A week ago, during the start of this extreme challenge, I realized how much time I spend somewhere else than in the presence of God. And the result? Distractions bombard me until I’m no longer in control of my time. This leaves me unprepared and unfocused on the goal that was set before me.  When you’ve reached a certain level of maturity in your relationship with God, shutting off distractions and focusing on what truly matters will no longer be a losing battle.

Discipleship takes time, effort and responsibility. It is a non-negotiable thing and should be taken with great importance. If you are not focused on the goal which God has given you, you’ll easily give up. That’s why we are encouraged to focus on the quality and not the quantity of our disciples. Just like what Bishop Manny emphasized during this seminar, the greatest enemy of discipleship are numbers. For us to have committed disciples, we must commit our time and energy to teach them and guide them towards the right path. And for us to effectively equip them, a strong relationship with God and a strong sense of responsibility is needed.
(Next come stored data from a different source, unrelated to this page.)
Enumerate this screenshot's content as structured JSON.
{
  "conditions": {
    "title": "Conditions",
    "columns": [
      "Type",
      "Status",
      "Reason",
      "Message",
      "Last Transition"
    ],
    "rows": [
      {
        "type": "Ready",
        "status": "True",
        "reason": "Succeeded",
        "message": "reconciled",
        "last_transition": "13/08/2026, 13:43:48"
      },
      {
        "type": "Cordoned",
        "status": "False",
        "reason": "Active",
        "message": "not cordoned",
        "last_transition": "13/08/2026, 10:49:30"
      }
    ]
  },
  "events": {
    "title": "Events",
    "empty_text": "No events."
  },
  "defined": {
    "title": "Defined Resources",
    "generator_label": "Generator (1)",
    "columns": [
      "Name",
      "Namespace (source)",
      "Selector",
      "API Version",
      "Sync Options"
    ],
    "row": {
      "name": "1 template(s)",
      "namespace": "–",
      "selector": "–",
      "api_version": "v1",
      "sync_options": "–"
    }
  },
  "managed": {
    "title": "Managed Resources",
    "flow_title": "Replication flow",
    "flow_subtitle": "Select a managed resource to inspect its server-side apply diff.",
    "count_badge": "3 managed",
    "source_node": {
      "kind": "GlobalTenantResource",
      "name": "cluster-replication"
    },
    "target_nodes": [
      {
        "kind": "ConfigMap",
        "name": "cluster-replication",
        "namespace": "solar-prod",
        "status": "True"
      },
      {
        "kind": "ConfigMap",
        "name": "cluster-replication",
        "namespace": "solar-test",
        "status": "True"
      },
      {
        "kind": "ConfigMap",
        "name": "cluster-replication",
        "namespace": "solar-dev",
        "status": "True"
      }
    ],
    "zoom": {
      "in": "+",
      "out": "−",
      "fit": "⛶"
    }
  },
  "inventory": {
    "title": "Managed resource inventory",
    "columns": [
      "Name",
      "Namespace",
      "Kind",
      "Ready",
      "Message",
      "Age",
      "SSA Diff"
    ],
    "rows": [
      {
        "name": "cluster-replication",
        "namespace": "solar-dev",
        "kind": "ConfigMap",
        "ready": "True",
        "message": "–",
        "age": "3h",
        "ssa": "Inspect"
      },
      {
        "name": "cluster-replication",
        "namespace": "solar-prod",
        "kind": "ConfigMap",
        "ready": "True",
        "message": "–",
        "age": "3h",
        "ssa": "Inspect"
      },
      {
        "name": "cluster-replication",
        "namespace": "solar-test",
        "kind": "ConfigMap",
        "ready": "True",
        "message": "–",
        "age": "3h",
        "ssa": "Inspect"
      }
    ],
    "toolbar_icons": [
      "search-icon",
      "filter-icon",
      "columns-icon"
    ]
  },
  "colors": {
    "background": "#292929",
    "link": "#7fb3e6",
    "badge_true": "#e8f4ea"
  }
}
Discipleship is not an easy task. We must be in tune with God first and establish spiritual maturity so that we can become great leaders. Focus and commitment is needed for a strong and healthy discipleship; but an intimate relationship with God can transform our perspective to see this call as a passion, not just an obligation.

By the end of this seminar, I can see that the congregation was filled with hope and understanding about the true meaning of discipleship and what it means for us to participate in it. Giving up is not an option. Instead, let us continue to win souls and guide them towards the path that is pleasing to the eyes of the Lord so that when the day comes, you’ll hear God’s voice commending you for a job well done.